XPRIMM: How "soft" are the markets in mentioned regions? How do you appreciate the reinsurance tariffs for these countries' overall?
Dmitry GARMASH:
The trends here are roughly the same as for recent years. The competition in the primary insurance is vast, and it is currently quite flexibly supported by a soft reinsurance market, where plenty of rated capacity is available from around the world. Such environment exposes reinsurance to a severe drop of rates both on treaty and facultative, a considerable risk anti-selection threat for market new-comers and finally a poor risk balance to arise once the global soft market stage turns to a hard one.

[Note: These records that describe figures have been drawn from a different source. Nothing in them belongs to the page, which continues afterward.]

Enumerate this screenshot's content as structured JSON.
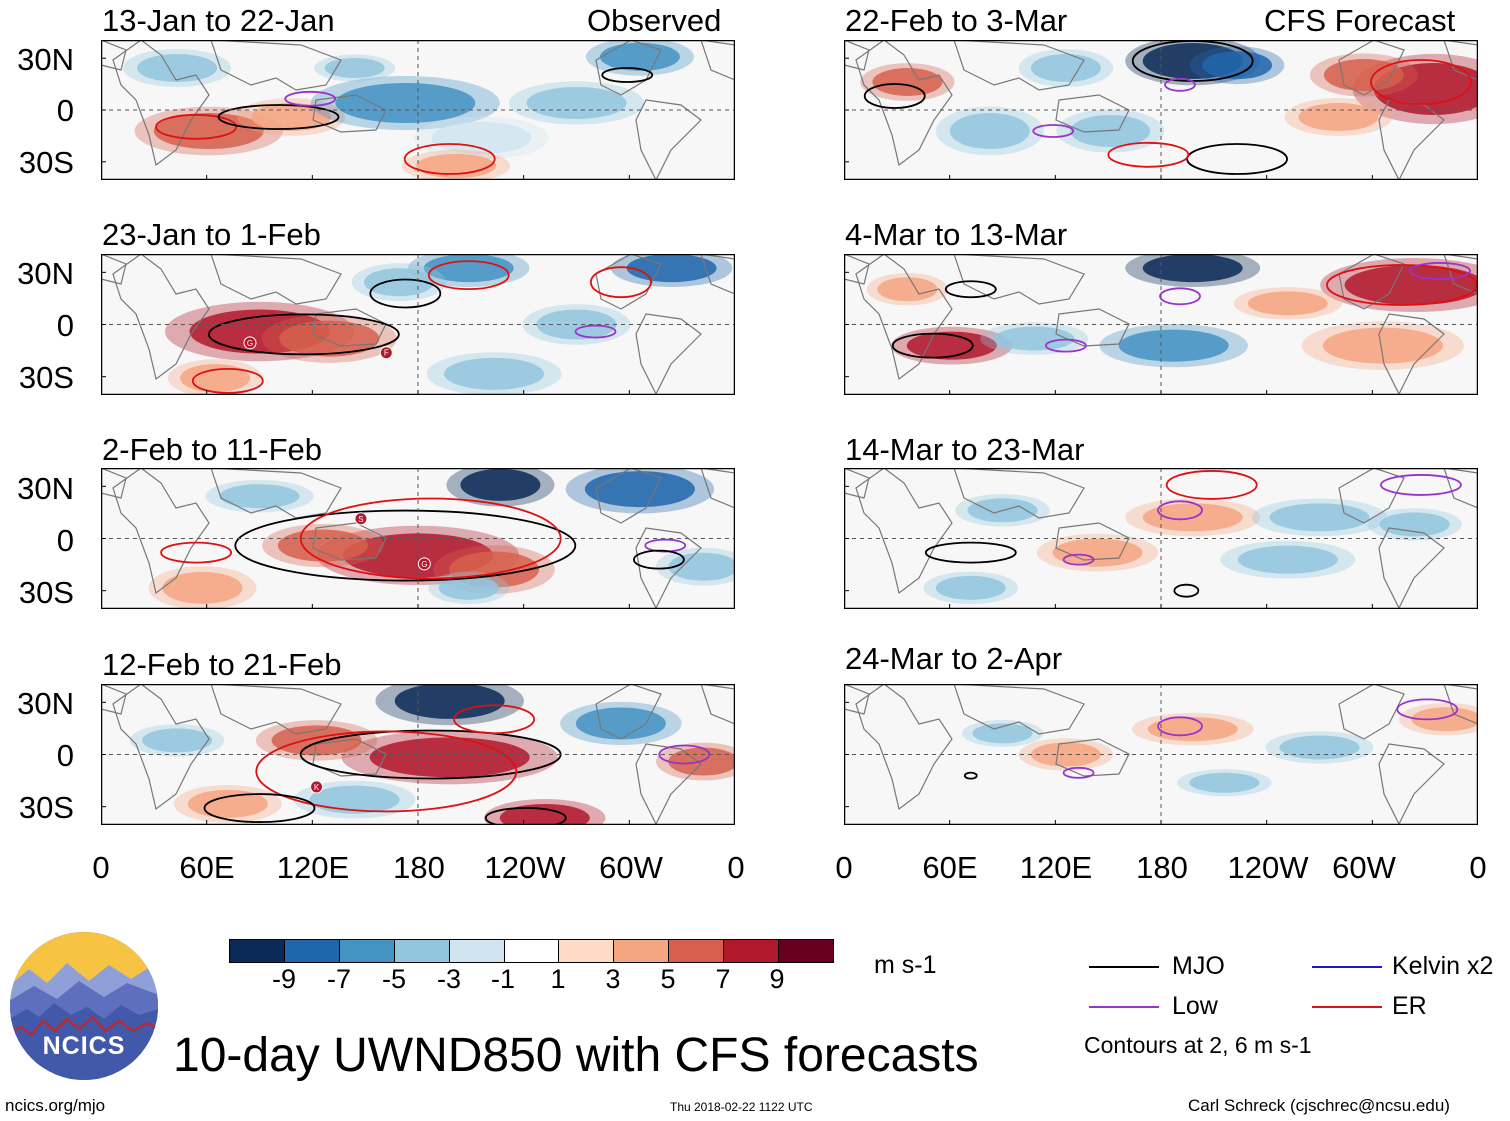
{
  "colors": {
    "scale": [
      "#0b2a57",
      "#2166ac",
      "#4393c3",
      "#92c5de",
      "#d1e5f0",
      "#ffffff",
      "#fddbc7",
      "#f4a582",
      "#d6604d",
      "#b2182b",
      "#67001f"
    ],
    "mjo": "#000000",
    "low": "#9933cc",
    "kelvin": "#1a1acc",
    "er": "#dd1111",
    "grid": "#555555",
    "coast": "#777777",
    "logo_sky": "#f6c342",
    "logo_hills": "#4a5fa8",
    "logo_bottom": "#2a3a86"
  },
  "panels": [
    {
      "id": "obs1",
      "title": "13-Jan to 22-Jan",
      "title_right": "Observed",
      "column": "left",
      "row": 0
    },
    {
      "id": "obs2",
      "title": "23-Jan to 1-Feb",
      "title_right": "",
      "column": "left",
      "row": 1
    },
    {
      "id": "obs3",
      "title": "2-Feb to 11-Feb",
      "title_right": "",
      "column": "left",
      "row": 2
    },
    {
      "id": "obs4",
      "title": "12-Feb to 21-Feb",
      "title_right": "",
      "column": "left",
      "row": 3
    },
    {
      "id": "fc1",
      "title": "22-Feb to 3-Mar",
      "title_right": "CFS Forecast",
      "column": "right",
      "row": 0
    },
    {
      "id": "fc2",
      "title": "4-Mar to 13-Mar",
      "title_right": "",
      "column": "right",
      "row": 1
    },
    {
      "id": "fc3",
      "title": "14-Mar to 23-Mar",
      "title_right": "",
      "column": "right",
      "row": 2
    },
    {
      "id": "fc4",
      "title": "24-Mar to 2-Apr",
      "title_right": "",
      "column": "right",
      "row": 3
    }
  ],
  "lat_labels": [
    "30N",
    "0",
    "30S"
  ],
  "lon_labels": [
    "0",
    "60E",
    "120E",
    "180",
    "120W",
    "60W",
    "0"
  ],
  "colorbar": {
    "labels": [
      "-9",
      "-7",
      "-5",
      "-3",
      "-1",
      "1",
      "3",
      "5",
      "7",
      "9"
    ],
    "units": "m s-1"
  },
  "legend": {
    "mjo": "MJO",
    "kelvin": "Kelvin x2",
    "low": "Low",
    "er": "ER",
    "contours": "Contours at 2, 6 m s-1"
  },
  "logo_text": "NCICS",
  "main_title": "10-day UWND850 with CFS forecasts",
  "footer": {
    "url": "ncics.org/mjo",
    "timestamp": "Thu 2018-02-22 1122 UTC",
    "credit": "Carl Schreck (cjschrec@ncsu.edu)"
  },
  "storm_markers": [
    {
      "panel": "obs2",
      "letter": "G"
    },
    {
      "panel": "obs2",
      "letter": "F"
    },
    {
      "panel": "obs3",
      "letter": "S"
    },
    {
      "panel": "obs3",
      "letter": "G"
    },
    {
      "panel": "obs4",
      "letter": "K"
    }
  ]
}
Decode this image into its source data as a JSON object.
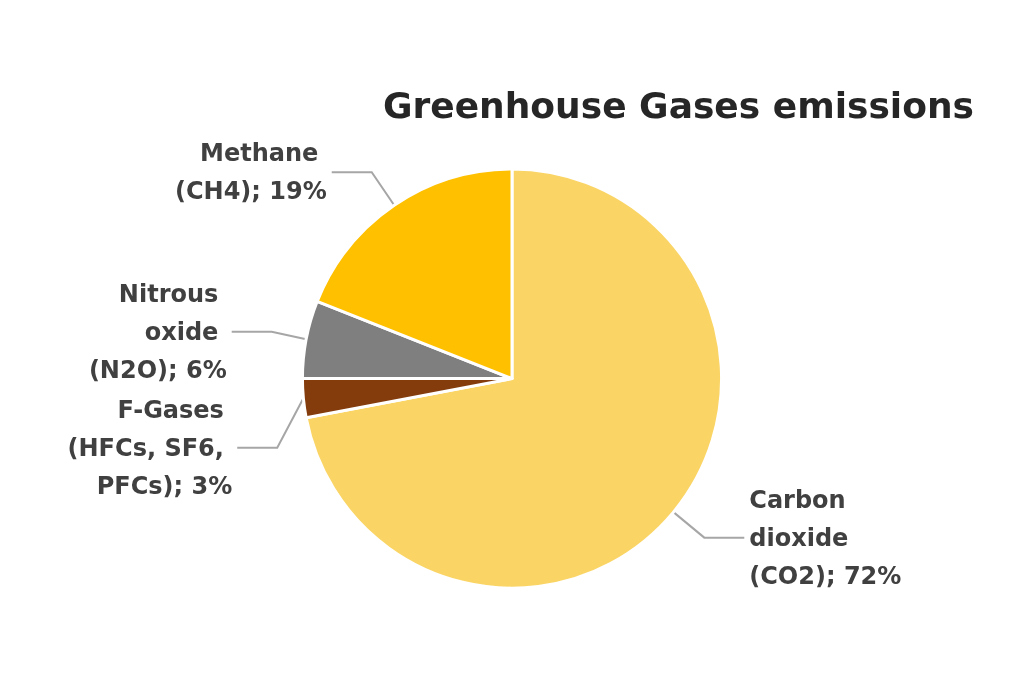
{
  "chart_data": {
    "type": "pie",
    "title": "Greenhouse Gases emissions",
    "categories": [
      "Carbon dioxide (CO2); 72%",
      "F-Gases (HFCs, SF6, PFCs); 3%",
      "Nitrous oxide (N2O); 6%",
      "Methane (CH4); 19%"
    ],
    "values": [
      72,
      3,
      6,
      19
    ],
    "colors": [
      "#fad565",
      "#843c0c",
      "#7f7f7f",
      "#ffc000"
    ],
    "legend": false
  }
}
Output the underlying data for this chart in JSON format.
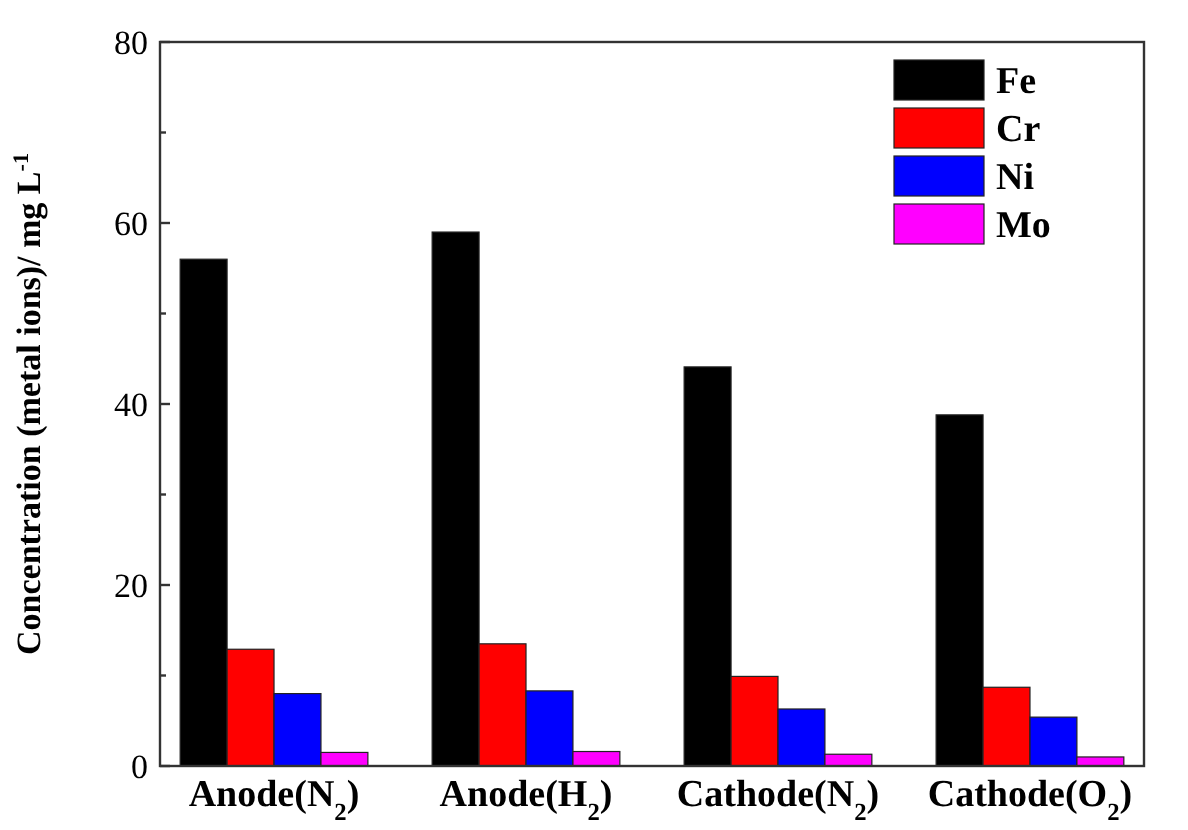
{
  "chart_data": {
    "type": "bar",
    "ylabel": "Concentration (metal ions)/ mg L$^{-1}$",
    "categories": [
      "Anode(N$_{2}$)",
      "Anode(H$_{2}$)",
      "Cathode(N$_{2}$)",
      "Cathode(O$_{2}$)"
    ],
    "series": [
      {
        "name": "Fe",
        "color": "#000000",
        "values": [
          56,
          59,
          44.1,
          38.8
        ]
      },
      {
        "name": "Cr",
        "color": "#ff0000",
        "values": [
          12.9,
          13.5,
          9.9,
          8.7
        ]
      },
      {
        "name": "Ni",
        "color": "#0000ff",
        "values": [
          8,
          8.3,
          6.3,
          5.4
        ]
      },
      {
        "name": "Mo",
        "color": "#ff00ff",
        "values": [
          1.5,
          1.6,
          1.3,
          1.0
        ]
      }
    ],
    "ylim": [
      0,
      80
    ],
    "yticks": [
      0,
      {
        "value": 10,
        "label": null
      },
      20,
      {
        "value": 30,
        "label": null
      },
      40,
      {
        "value": 50,
        "label": null
      },
      60,
      {
        "value": 70,
        "label": null
      },
      80
    ],
    "grid": false,
    "legend": "top right"
  }
}
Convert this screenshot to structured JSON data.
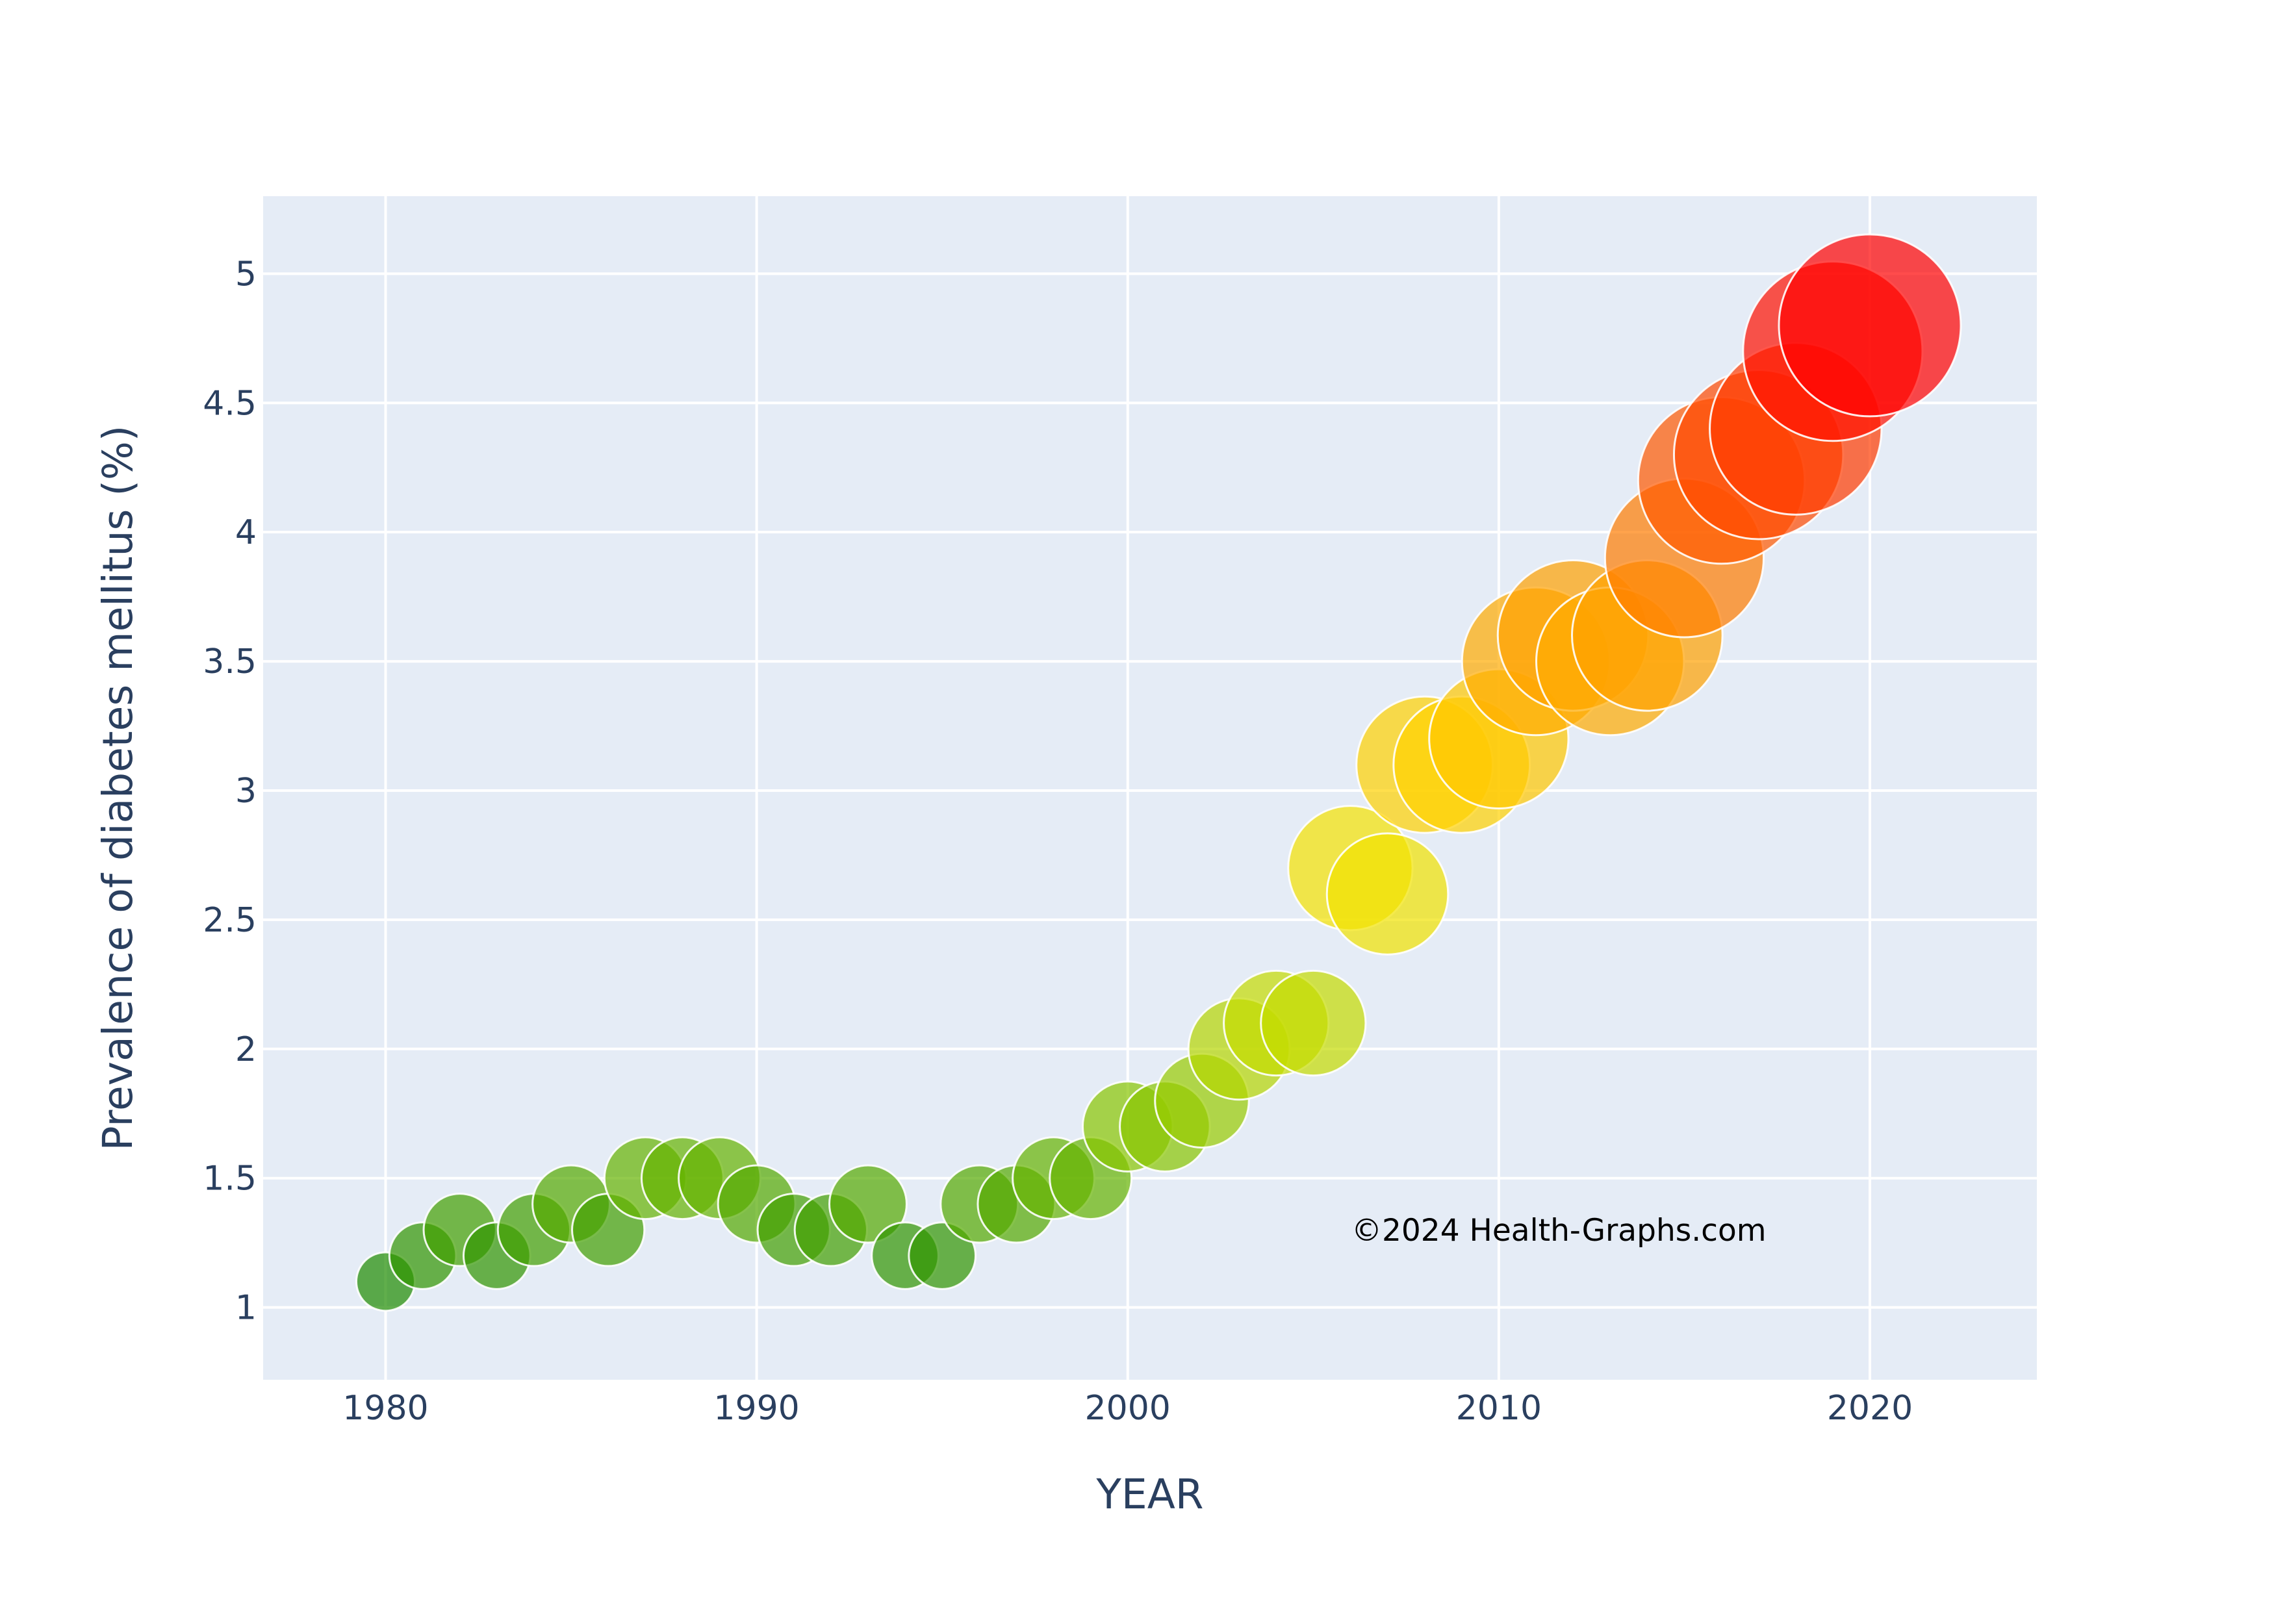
{
  "chart_data": {
    "type": "scatter",
    "title": "",
    "xlabel": "YEAR",
    "ylabel": "Prevalence of diabetes mellitus (%)",
    "xlim": [
      1976.7,
      2024.5
    ],
    "ylim": [
      0.72,
      5.3
    ],
    "xticks": [
      1980,
      1990,
      2000,
      2010,
      2020
    ],
    "yticks": [
      1,
      1.5,
      2,
      2.5,
      3,
      3.5,
      4,
      4.5,
      5
    ],
    "grid": true,
    "legend": "none",
    "colors": {
      "plot_bg": "#e5ecf6",
      "grid": "#ffffff",
      "text": "#2a3f5f"
    },
    "colorscale": [
      "#1e8c00",
      "#8cc800",
      "#e6e600",
      "#ffe000",
      "#ffa500",
      "#ff5a00",
      "#ff0000"
    ],
    "x": [
      1980,
      1981,
      1982,
      1983,
      1984,
      1985,
      1986,
      1987,
      1988,
      1989,
      1990,
      1991,
      1992,
      1993,
      1994,
      1995,
      1996,
      1997,
      1998,
      1999,
      2000,
      2001,
      2002,
      2003,
      2004,
      2005,
      2006,
      2007,
      2008,
      2009,
      2010,
      2011,
      2012,
      2013,
      2014,
      2015,
      2016,
      2017,
      2018,
      2019,
      2020
    ],
    "y": [
      1.1,
      1.2,
      1.3,
      1.2,
      1.3,
      1.4,
      1.3,
      1.5,
      1.5,
      1.5,
      1.4,
      1.3,
      1.3,
      1.4,
      1.2,
      1.2,
      1.4,
      1.4,
      1.5,
      1.5,
      1.7,
      1.7,
      1.8,
      2.0,
      2.1,
      2.1,
      2.7,
      2.6,
      3.1,
      3.1,
      3.2,
      3.5,
      3.6,
      3.5,
      3.6,
      3.9,
      4.2,
      4.3,
      4.4,
      4.7,
      4.8
    ],
    "annotation": "©2024 Health-Graphs.com"
  }
}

XPRIMM: What was the BARENTS Re's approach towards these markets this year?
Dmitry GARMASH:
After opening our Moscow office in the beginning of 2014, in 2015 we continued to penetrate the region, however doing our best to balance the soft market demands and our underwriting approach in terms of pricing, risk appetite and technical requirements. It's difficult and challenging, however the quality of business book is prevailing for us, and the key target is to maintain a high-quality risk selection backed by our expertise and underwriting skills offset by all the market trends. And we go on making a stake on our high-speed response to clients and flexible approach of being prepared to dialogue and negotiate many aspects of a particular treaty or facultative submission.

Note: BARENTS Re is the largest privately owned reinsurance company in Latin America and is doing business with over 500 clients in 55 countries, offering a wide range of traditional, niche and specialty reinsurance products, to Non Life and Accident & Health insurance companies. The company has offices in Paris, Miami, Beirut, Madrid, London, Rome and has opened a representative office in Moscow in April 2014. A.M. BEST has upgraded the rating for BARENTS Re to "A", with a stable outlook.